What do caciques do for friendly US corporations? No, they don’t give them markets, or minerals per se. They give contracts. Contracts, of course, include oil exploration rights, water supply projects, pipeline rights of way, fishing rights, prime locations for processing plants… The easiest to give are those that needn’t be taken from anyone — such as the telecommunications franchise Chile gave ITT before Salvador Allende was elected.

Here’s part one of Gaffney’s dynamic: a contract with “a shaky sheik” isn’t worth much more than the paper it’s written on. Until, that is, the contracting corporation hollers “property rights” and the US cavalry or navy races to the rescue. Or that’s the way it used to be; we’ve grown a little more subtle. All of a sudden, that contract is gold, an entitlement to a growing stream of “economic rent.” Among many examples, Gaffney cites Aramco. Organized in 1933 with a capital of $100,000, in 1947 it was worth, $250 million—an appreciation of 2,500 percent over 14 years. By the time the Saudis demanded a share in 1972, it was worth billions.

And now part two of the dynamic: A cartel can greatly enhance the value of stock in oil or other international resource companies. Thus OPEC and its cooperating multinationals restrict supply to keep up prices. That means, especially with a widely-distributed resource like oil, oil companies (or nations) must grab up potential new sources of supply before someone else gets them. And in turn, that means companies must aggressively seek contracts in turbulent corners of the world like western Sudan and the jungles of Colombia — potentially dragging the US into further conflicts.
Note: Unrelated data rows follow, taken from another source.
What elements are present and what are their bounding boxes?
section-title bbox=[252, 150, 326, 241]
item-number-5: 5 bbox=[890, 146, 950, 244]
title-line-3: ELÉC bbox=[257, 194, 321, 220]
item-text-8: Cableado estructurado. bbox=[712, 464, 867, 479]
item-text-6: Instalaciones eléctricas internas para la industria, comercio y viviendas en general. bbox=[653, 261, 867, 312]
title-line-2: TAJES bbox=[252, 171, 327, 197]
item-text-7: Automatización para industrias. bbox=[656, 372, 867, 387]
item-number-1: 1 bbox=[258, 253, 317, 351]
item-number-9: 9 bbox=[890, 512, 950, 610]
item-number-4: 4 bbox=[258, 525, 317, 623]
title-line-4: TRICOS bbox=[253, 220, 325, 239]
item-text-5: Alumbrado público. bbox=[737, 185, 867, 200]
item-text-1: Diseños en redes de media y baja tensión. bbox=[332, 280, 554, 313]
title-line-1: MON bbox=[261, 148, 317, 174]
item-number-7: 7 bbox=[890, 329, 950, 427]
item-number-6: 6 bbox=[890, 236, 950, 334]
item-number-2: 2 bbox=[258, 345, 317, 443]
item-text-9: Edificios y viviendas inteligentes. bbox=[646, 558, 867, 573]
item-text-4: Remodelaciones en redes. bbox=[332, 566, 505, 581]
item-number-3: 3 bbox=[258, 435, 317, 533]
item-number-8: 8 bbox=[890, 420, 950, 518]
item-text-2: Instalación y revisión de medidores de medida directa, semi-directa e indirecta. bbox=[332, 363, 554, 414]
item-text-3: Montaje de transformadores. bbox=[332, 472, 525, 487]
Well, don’t US citizens, as citizens, get something out of this—a secure if over-priced oil supply, for example? Or military jobs? Doesn’t military spending at least perk up the economy? Remember the textbook macroeconomic formula: Y = C + I + G? More G (government spending) means more Y (national income). In reality, the contribution of G to national income depends on how it’s spent (and how it’s financed). An investment in gaining and holding onto overseas contracts yields a very low and drawn-out return, creating relatively little net income and employment. And it comes at the expense of high-return investments, notably in the health, education and genuine security of US citizens.